All limitations on alcohol sales, while other reasons can more legitimately be argued, are largely based on religious reasons. Since government is not supposed to further, by law, the interests or positions of any particular religion, such “devil rum” ordinances should be deemed unconstitutional on their face though few elected politicians or judges dare make this sort of a statement. A law requiring every citizen to drink a glass of red wine a day for health reasons would be equally abhorrent to freedom of choice.

Georgia is now only one of three states remaining with a ban on Sunday package sales (the others are Indiana and Connecticut). In recent legislative sessions there have been regular efforts to allow Sunday sales, specifically by permitting “local option” if the hometown electorates agree.

That’s actually a compromise. Why should any majority deny any minority freedom to make its own decisions?

THESE HAVE failed, partly because Gov. Sonny Perdue, a teetotaler, has hinted strongly that he would veto such a proposal.
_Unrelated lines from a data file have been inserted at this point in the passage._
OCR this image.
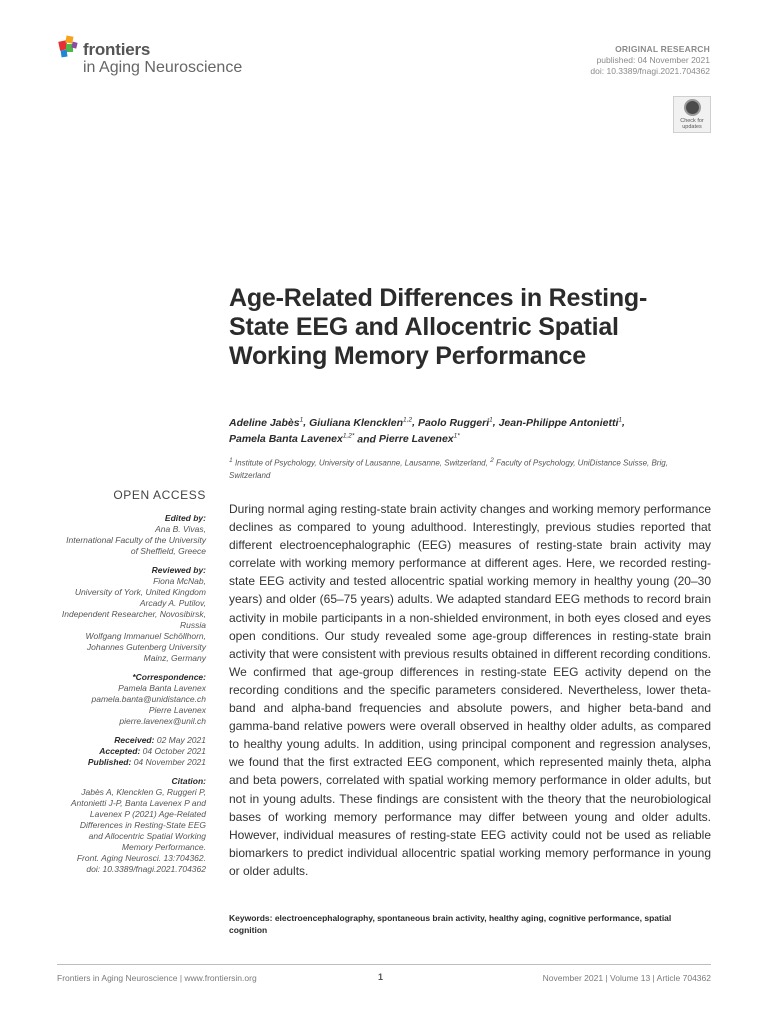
frontiers
in Aging Neuroscience
ORIGINAL RESEARCH
published: 04 November 2021
doi: 10.3389/fnagi.2021.704362
Check for
updates
Age-Related Differences in Resting-State EEG and Allocentric Spatial Working Memory Performance
Adeline Jabès$^1$, Giuliana Klencklen$^{1,2}$, Paolo Ruggeri$^1$, Jean-Philippe Antonietti$^1$,
Pamela Banta Lavenex$^{1,2*}$ and Pierre Lavenex$^{1*}$
$^1$ Institute of Psychology, University of Lausanne, Lausanne, Switzerland, $^2$ Faculty of Psychology, UniDistance Suisse, Brig, Switzerland
OPEN ACCESS
Edited by:
Ana B. Vivas,
International Faculty of the University
of Sheffield, Greece
Reviewed by:
Fiona McNab,
University of York, United Kingdom
Arcady A. Putilov,
Independent Researcher, Novosibirsk,
Russia
Wolfgang Immanuel Schöllhorn,
Johannes Gutenberg University
Mainz, Germany
*Correspondence:
Pamela Banta Lavenex
pamela.banta@unidistance.ch
Pierre Lavenex
pierre.lavenex@unil.ch
Received: 02 May 2021
Accepted: 04 October 2021
Published: 04 November 2021
Citation:
Jabès A, Klencklen G, Ruggeri P,
Antonietti J-P, Banta Lavenex P and
Lavenex P (2021) Age-Related
Differences in Resting-State EEG
and Allocentric Spatial Working
Memory Performance.
Front. Aging Neurosci. 13:704362.
doi: 10.3389/fnagi.2021.704362

During normal aging resting-state brain activity changes and working memory performance declines as compared to young adulthood. Interestingly, previous studies reported that different electroencephalographic (EEG) measures of resting-state brain activity may correlate with working memory performance at different ages. Here, we recorded resting-state EEG activity and tested allocentric spatial working memory in healthy young (20–30 years) and older (65–75 years) adults. We adapted standard EEG methods to record brain activity in mobile participants in a non-shielded environment, in both eyes closed and eyes open conditions. Our study revealed some age-group differences in resting-state brain activity that were consistent with previous results obtained in different recording conditions. We confirmed that age-group differences in resting-state EEG activity depend on the recording conditions and the specific parameters considered. Nevertheless, lower theta-band and alpha-band frequencies and absolute powers, and higher beta-band and gamma-band relative powers were overall observed in healthy older adults, as compared to healthy young adults. In addition, using principal component and regression analyses, we found that the first extracted EEG component, which represented mainly theta, alpha and beta powers, correlated with spatial working memory performance in older adults, but not in young adults. These findings are consistent with the theory that the neurobiological bases of working memory performance may differ between young and older adults. However, individual measures of resting-state EEG activity could not be used as reliable biomarkers to predict individual allocentric spatial working memory performance in young or older adults.

Keywords: electroencephalography, spontaneous brain activity, healthy aging, cognitive performance, spatial cognition

Frontiers in Aging Neuroscience | www.frontiersin.org	1	November 2021 | Volume 13 | Article 704362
But now the issue is back with an extra push behind it in a new argument: The reason to allow Sunday sales is that there’s going to be more taxes collected and, in these difficult budget times, the state needs every additional penny that it can get.
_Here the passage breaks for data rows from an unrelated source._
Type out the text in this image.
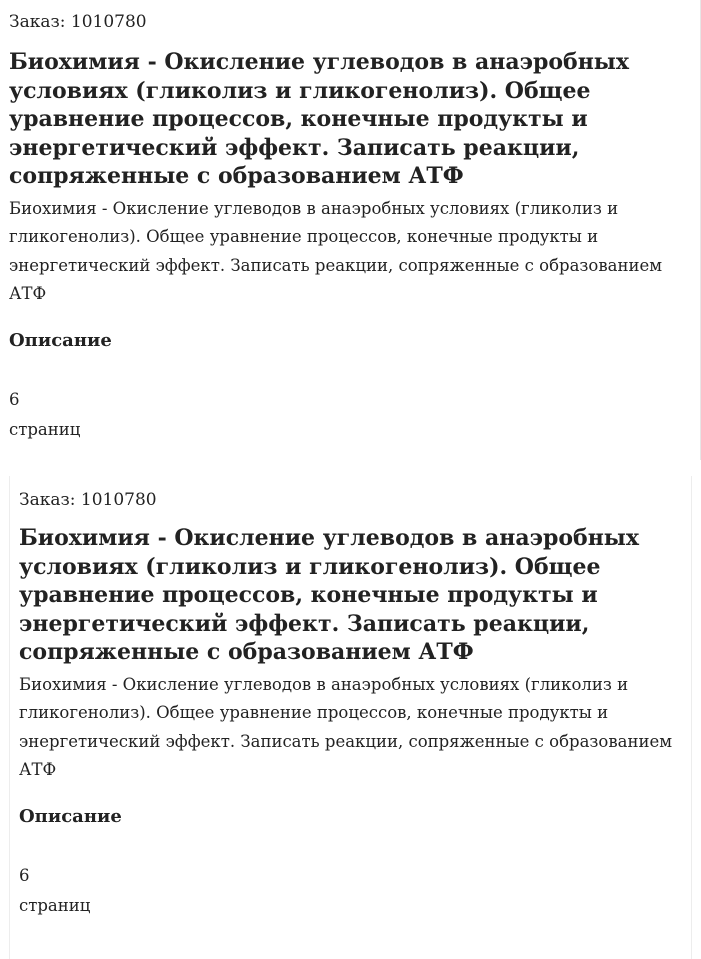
Заказ: 1010780
Биохимия - Окисление углеводов в анаэробных условиях (гликолиз и гликогенолиз). Общее уравнение процессов, конечные продукты и энергетический эффект. Записать реакции, сопряженные с образованием АТФ
Биохимия - Окисление углеводов в анаэробных условиях (гликолиз и гликогенолиз). Общее уравнение процессов, конечные продукты и энергетический эффект. Записать реакции, сопряженные с образованием АТФ
Описание
6
страниц
Заказ: 1010780
Биохимия - Окисление углеводов в анаэробных условиях (гликолиз и гликогенолиз). Общее уравнение процессов, конечные продукты и энергетический эффект. Записать реакции, сопряженные с образованием АТФ
Биохимия - Окисление углеводов в анаэробных условиях (гликолиз и гликогенолиз). Общее уравнение процессов, конечные продукты и энергетический эффект. Записать реакции, сопряженные с образованием АТФ
Описание
6
страниц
Well, if this restores what is supposed to be an individual freedom then more power to the argument. But, really, it’s an exaggeration and it is not the revenue but the principle that should be decisive.

Estimates are that allowing Sunday package sales could bring in an additional $4.8 million a year (Distilled Spirits Council of the United States). Assuming accuracy, that’s a drop in the beer bucket for a state now expected to face a $2 billion annual shortfall.

There’s no way Georgia is going to drink its way out of its budget crisis.

Much of the premise regarding revenue depends upon Georgians drinking more simply because they have an expanded purchasing opportunity. Frankly, such a change isn’t going to convince those who now don’t drink by choice to change their ways, those who do drink by choice to imbibe less responsibly, or those who routinely drink to excess to down more quantity before they reach the passing-out point.

IN OTHER WORDS, the premise is dubious although it would certainly allow food stores with alcohol aisles to compete more effectively against liquor stores — which, by the way, have opposed this because they don’t want to have to be open on Sundays just to compete with 24/7 supermarkets.

Georgia should have Sunday alcohol sales. It’s an individual freedoms issue, a keep-government-out-of-my-business issue. It’s not a revenue issue.

Please, just as with drinking itself, do it for the right reasons.